It's 9 a.m. when we drive a Yamaha Rhino 660 onto the flourlike sand of Coral Pink Sand Dune State Park and out of sight of our Ford F-350 Super Duty Crew Cab 4x4. On the back of the truck is a Lance camper, which serves as our home on wheels during this adventure.
Coral Pink is a seven-mile-long, half-mile-wide sliver of southwestern Utah real estate. It's at the base of the famous Utah Steps, a geological formation of Navajo sandstone that leads into Zion National Park to the northwest and Grand Staircase-Escalante National Monument to the northeast.
The dune complex is actually a valley in a deep notch between the Moquith Mountains to the east and the Moccasin Mountains to the north. Its location serves as a natural collection area for the fine sands blown off the surrounding mountains' steep red cliffs and outcroppings.

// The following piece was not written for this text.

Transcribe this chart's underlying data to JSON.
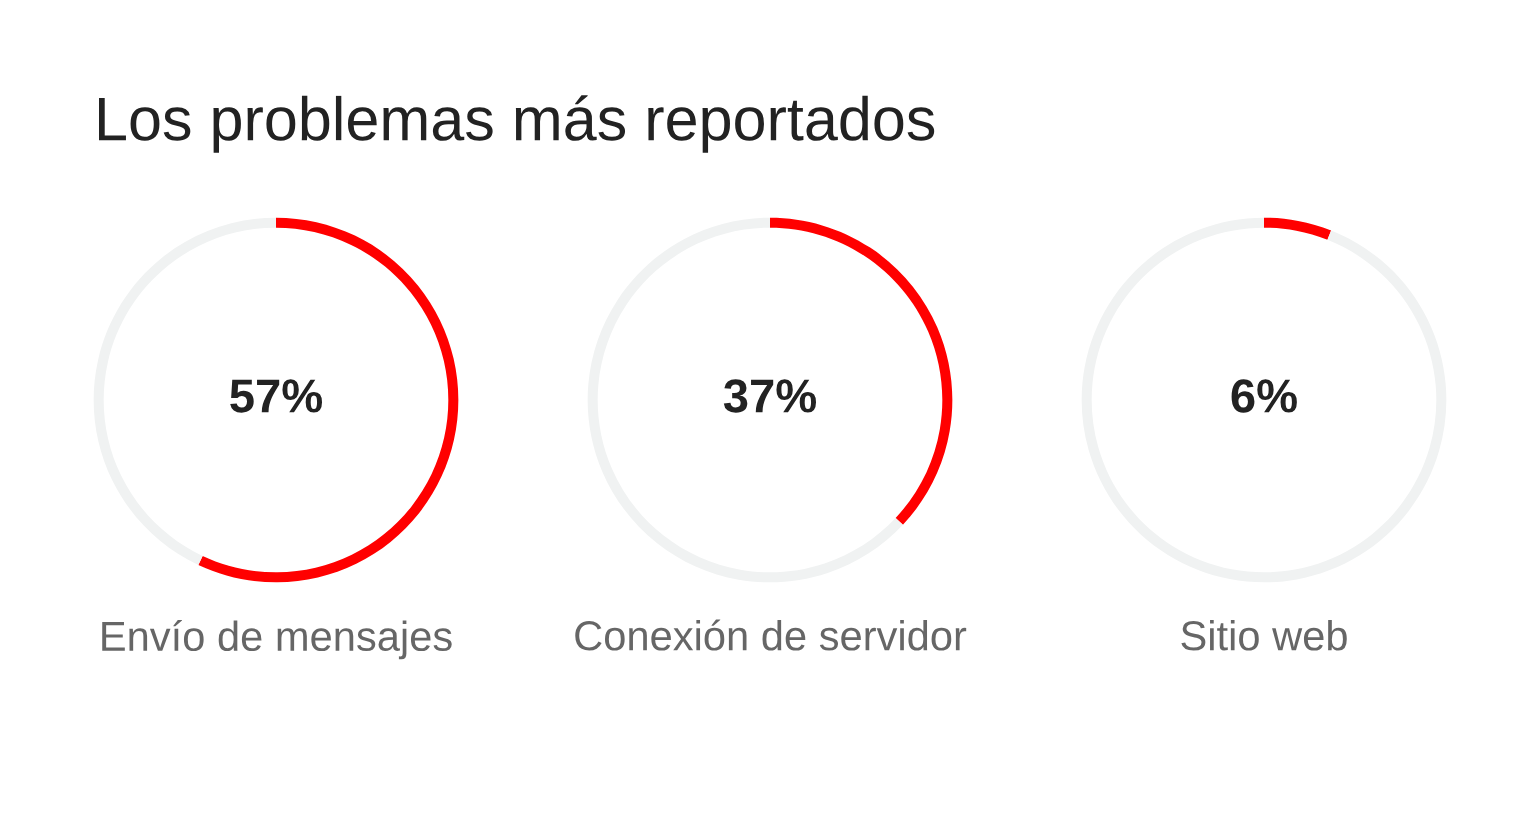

The lower 1200 acres are under the protection of the Utah State Parks Department; the larger, upper portion of the dunes and the surrounding land are under BLM control.
The park itself is a year 'round recreational area, perfect for those who enjoy playing with their motorized toys in a giant sandbox. Well, maybe not year 'round. "Spring, early summer, and fall are really the most ideal times to ride in the Pink," says Michael Frank, the park's head ranger. "During the heat of summer, temperatures can easily top 100 degrees. That kind of heat, combined with our altitude (6000-foot elevation) can make it uncomfortable for those who aren't used to such conditions."